Your best bet is to do the high precision simulation in your own code in doubles (or larger) representations. Then treat each loaded region of space as a zone where the float is still a passable representation of distance. In those regions you’d divide out the cell coordinate from the high precision double calculations to transform it into the space of some particular region. It’s essentially the same concept as a spatial hash.

So if my zones are lets say 100000 units across, and the actual user location is 362000.4323452343 (along one axis), I would % modulo by the cell size and be left with 62000.4323452343, and you’d do that for each axis for a players position to arrive at their local space location.

Streamable levels would most likely correspond to your zone size.

Well, that’s what I mean, but much more well explained ^^’.

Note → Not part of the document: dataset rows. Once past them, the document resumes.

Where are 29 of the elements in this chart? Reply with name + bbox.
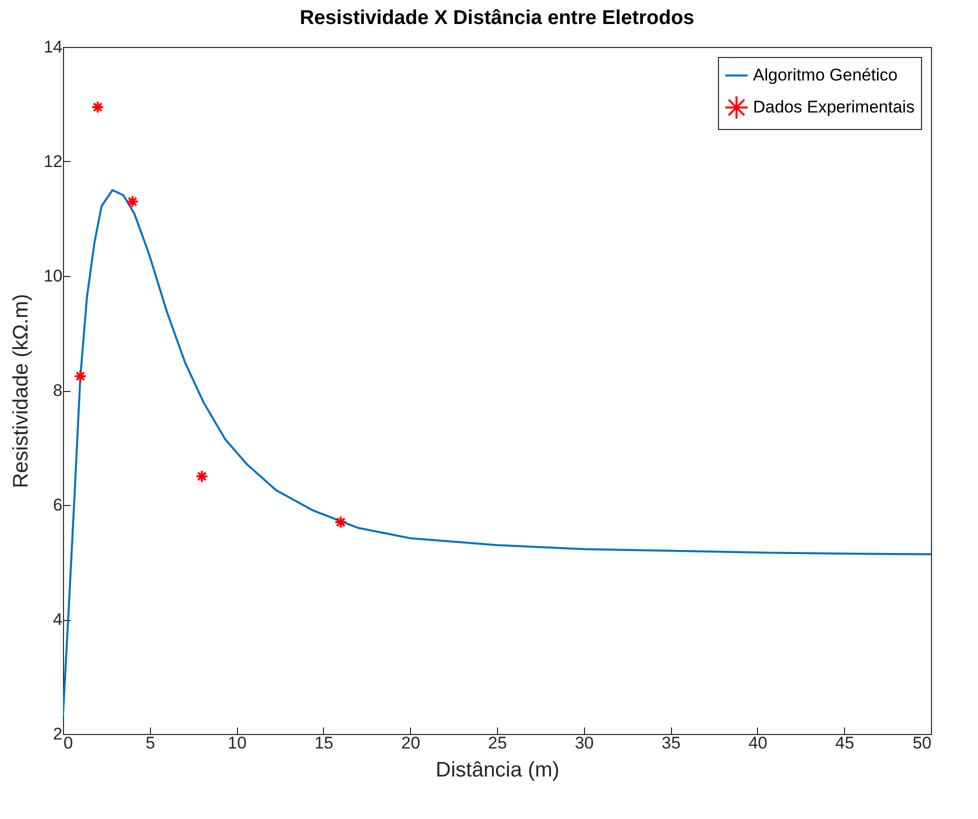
x-axis-title: Distância (m) [436,758,560,782]
point [126,195,139,208]
x-tick-label: 30 [574,734,594,752]
y-tick-label: 2 [53,724,62,744]
legend-label: Algoritmo Genético [753,66,898,84]
x-tick-label: 50 [912,734,932,752]
y-tick-label: 10 [44,266,62,286]
x-tick-label: 20 [401,734,420,752]
x-tick-label: 45 [835,734,854,752]
y-tick-label: 6 [53,496,62,514]
x-tick-label: 35 [662,734,681,752]
x-tick-label: 5 [146,734,156,752]
point [91,100,104,114]
x-tick-label: 0 [64,734,73,752]
line-series [63,189,931,716]
x-tick-label: 10 [228,734,247,752]
y-axis-title: Resistividade (kΩ.m) [10,294,33,488]
point [74,370,87,383]
point [334,516,348,529]
x-tick-label: 25 [488,734,507,752]
x-tick-label: 15 [314,734,334,752]
y-tick-label: 14 [44,38,62,56]
chart-title: Resistividade X Distância entre Eletrodos [300,7,694,29]
x-tick-label: 40 [748,734,768,752]
y-tick-label: 8 [53,381,62,400]
point [195,470,208,483]
y-tick-label: 12 [44,152,62,171]
y-tick-label: 4 [53,610,62,629]
legend-label: Dados Experimentais [753,98,915,116]
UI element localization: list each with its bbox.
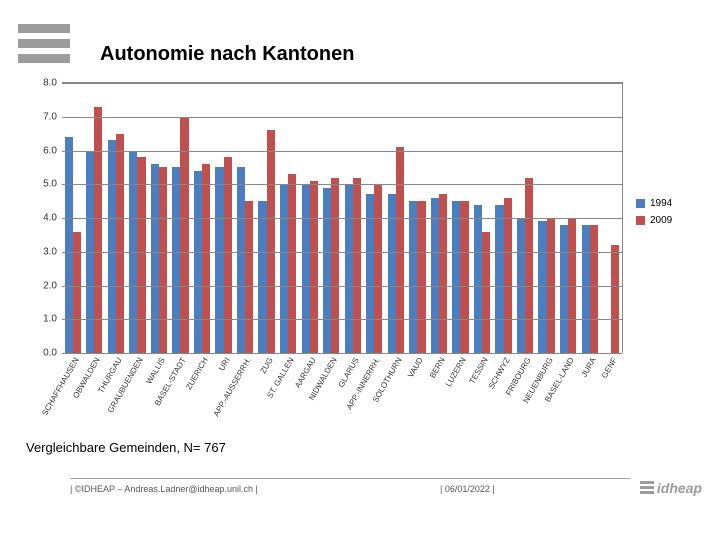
bar bbox=[353, 178, 361, 354]
x-tick-label: SCHAFFHAUSEN bbox=[40, 356, 80, 417]
bar bbox=[73, 232, 81, 354]
brand-text: idheap bbox=[657, 480, 702, 496]
bar bbox=[180, 117, 188, 353]
bar bbox=[215, 167, 223, 353]
gridline bbox=[62, 286, 622, 287]
chart-subtitle: Vergleichbare Gemeinden, N= 767 bbox=[26, 440, 226, 455]
idheap-logo: idheap bbox=[640, 479, 702, 496]
bar bbox=[224, 157, 232, 353]
brand-bars-icon bbox=[18, 24, 70, 69]
bar bbox=[417, 201, 425, 353]
bar bbox=[245, 201, 253, 353]
gridline bbox=[62, 151, 622, 152]
bar bbox=[302, 184, 310, 353]
bar bbox=[137, 157, 145, 353]
bar bbox=[288, 174, 296, 353]
bar bbox=[409, 201, 417, 353]
y-tick-label: 5.0 bbox=[43, 179, 62, 190]
bar bbox=[280, 184, 288, 353]
y-tick-label: 2.0 bbox=[43, 280, 62, 291]
bar bbox=[504, 198, 512, 353]
gridline bbox=[62, 353, 622, 354]
footer-date: | 06/01/2022 | bbox=[440, 484, 495, 494]
y-tick-label: 8.0 bbox=[43, 78, 62, 89]
x-tick-label: WALLIS bbox=[144, 356, 166, 386]
gridline bbox=[62, 117, 622, 118]
x-tick-label: GENF bbox=[600, 356, 619, 380]
legend-label: 2009 bbox=[650, 215, 672, 226]
bar bbox=[538, 221, 546, 353]
y-tick-label: 7.0 bbox=[43, 111, 62, 122]
bar bbox=[495, 205, 503, 354]
bar bbox=[151, 164, 159, 353]
legend-swatch bbox=[636, 216, 645, 225]
y-tick-label: 3.0 bbox=[43, 246, 62, 257]
x-tick-label: URI bbox=[217, 356, 232, 372]
bar bbox=[482, 232, 490, 354]
chart-plot-area: SCHAFFHAUSENOBWALDENTHURGAUGRAUBUENDENWA… bbox=[62, 82, 623, 353]
x-tick-label: ZUERICH bbox=[184, 356, 210, 391]
gridline bbox=[62, 319, 622, 320]
legend-swatch bbox=[636, 199, 645, 208]
bar bbox=[108, 140, 116, 353]
bar bbox=[374, 184, 382, 353]
bar bbox=[310, 181, 318, 353]
bar bbox=[431, 198, 439, 353]
chart-legend: 1994 2009 bbox=[636, 198, 672, 232]
gridline bbox=[62, 252, 622, 253]
x-tick-label: BERN bbox=[428, 356, 447, 380]
brand-bars-small-icon bbox=[640, 479, 654, 496]
x-tick-label: LUZERN bbox=[444, 356, 468, 388]
bar bbox=[172, 167, 180, 353]
y-tick-label: 1.0 bbox=[43, 314, 62, 325]
autonomy-chart: SCHAFFHAUSENOBWALDENTHURGAUGRAUBUENDENWA… bbox=[22, 78, 702, 418]
bar bbox=[396, 147, 404, 353]
bar bbox=[258, 201, 266, 353]
y-tick-label: 0.0 bbox=[43, 348, 62, 359]
bar bbox=[590, 225, 598, 353]
bar bbox=[474, 205, 482, 354]
bar bbox=[525, 178, 533, 354]
bar bbox=[159, 167, 167, 353]
x-tick-label: JURA bbox=[579, 356, 597, 379]
bar bbox=[194, 171, 202, 353]
footer-divider bbox=[70, 478, 630, 479]
bar bbox=[611, 245, 619, 353]
bar bbox=[65, 137, 73, 353]
x-tick-label: VAUD bbox=[407, 356, 426, 379]
bar bbox=[202, 164, 210, 353]
bar bbox=[582, 225, 590, 353]
page-title: Autonomie nach Kantonen bbox=[100, 43, 354, 66]
bar bbox=[560, 225, 568, 353]
gridline bbox=[62, 83, 622, 84]
x-tick-label: TESSIN bbox=[468, 356, 490, 386]
y-tick-label: 4.0 bbox=[43, 213, 62, 224]
bar bbox=[452, 201, 460, 353]
y-tick-label: 6.0 bbox=[43, 145, 62, 156]
legend-item: 1994 bbox=[636, 198, 672, 209]
gridline bbox=[62, 184, 622, 185]
bar bbox=[460, 201, 468, 353]
bar bbox=[323, 188, 331, 353]
legend-item: 2009 bbox=[636, 215, 672, 226]
bar bbox=[94, 107, 102, 353]
gridline bbox=[62, 218, 622, 219]
bar bbox=[345, 184, 353, 353]
x-tick-label: ZUG bbox=[258, 356, 274, 375]
bar bbox=[331, 178, 339, 354]
footer-credit: | ©IDHEAP – Andreas.Ladner@idheap.unil.c… bbox=[70, 484, 258, 494]
legend-label: 1994 bbox=[650, 198, 672, 209]
bar bbox=[237, 167, 245, 353]
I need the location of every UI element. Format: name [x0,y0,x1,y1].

Quote: “Currently there is an issue with some of the variables in UE4 not being set to an exact number. For instance, certain values you may enter, lets say 50, may actually be set to something like 49.9998. This isn’t happening in the background though, it will change the 50 you entered to 49.9998. Our developers are looking into this and we hope to have a solution soon.”

This is not resolved yet in 4.11 … Is this still being looked into ? It is really irritating to have round values messed up like that

what happens when you are halfway in one of two cells or even collisding at the border? it would make the programmer’s life miserable

I would translate your double precision vectors to place camera at 0,0,0 before casting to single precision for rendering. Anything close will have plenty of precision. Anything far away enough to loose precision (and large enough to see) will be too far away to notice the error. Anything far enough away to exceed FLOAT_MAX can be scaled in by a factor derived from it’s double precision position and clamped to a sphere of radius FLOAT_MAX.